Important Considerations for the IT Security Budget

Many businesses spend 80% of their security budget on security controls that provide defences to protect the business from threats. The remaining 20% is spent on intrusion detection and mitigation strategies.

This sounds logical to most until you consider what many security specialists know deep down but are afraid to tell senior management – “that whatever we do to protect against the bad guys we will be hacked at some stage – we might have already been but we don’t know it yet – maybe we never will”.

Security professionals believe that the business will be hacked – there are no exceptions.

To the layman this sounds impossible but it’s not. Consider that a hacker can attempt to gain access to a system 1000’s of times, using different access points, different tools, automation, social engineering, Zero-day exploits. The attack vectors are endlessly growing. With all this fire-power they only need to be successful once – just once.

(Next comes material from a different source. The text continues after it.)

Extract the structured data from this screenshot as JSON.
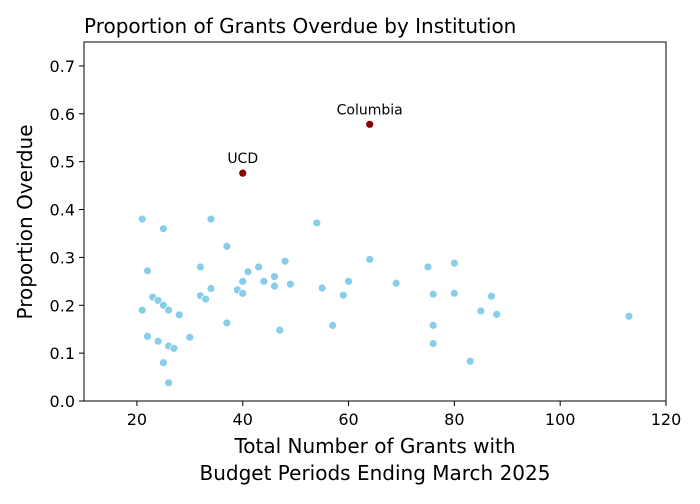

The security team defending the business must block all attacks 100% of the time which means knowing every exploit public or private including Zero-day, they need a team of incredibly skilled staff or third-party attacking the systems every hour of the day, every hole in the network must be identified and plugged, all devices are fully patched with the latest updates, the network guys know every single protocol used within the network, BYOD security is fully implemented and staff are all trained on social engineering and phishing concepts.

Does it now sound more realistic that it is almost impossible to stop a baddie from gaining access to your business systems? If so then why is 80% of the IT security budget spent on trying to stop the inevitable?

Should we not admit that our business will be hacked; apply the basic defensive security controls such as a firewall, segmented network, IDS, implement a very good patching process and educate our staff; then focus on how the business will detect, mitigate and recovery from a successful attack.

To find out how prepared your security staff are ask them the process on how to detect an intrusion, then mitigate and recover from the attack. Ask them if the process has been tested with a number of threat scenarios such as a malware attack that has encrypted all network drives, a DDOS attack, theft of the entire customer database, employee attack from the inside possibly using a “logic bomb”, loss of admin credentials and encryption keys. Ask the legal team what are the businesses legal responsibilities if there is a theft of PII data. The list goes on…

So instead of focusing on trying to stop the impossible, put in-place the recommended security defensive controls but focus your time and budget on working out how to detect and recover from a successful attack.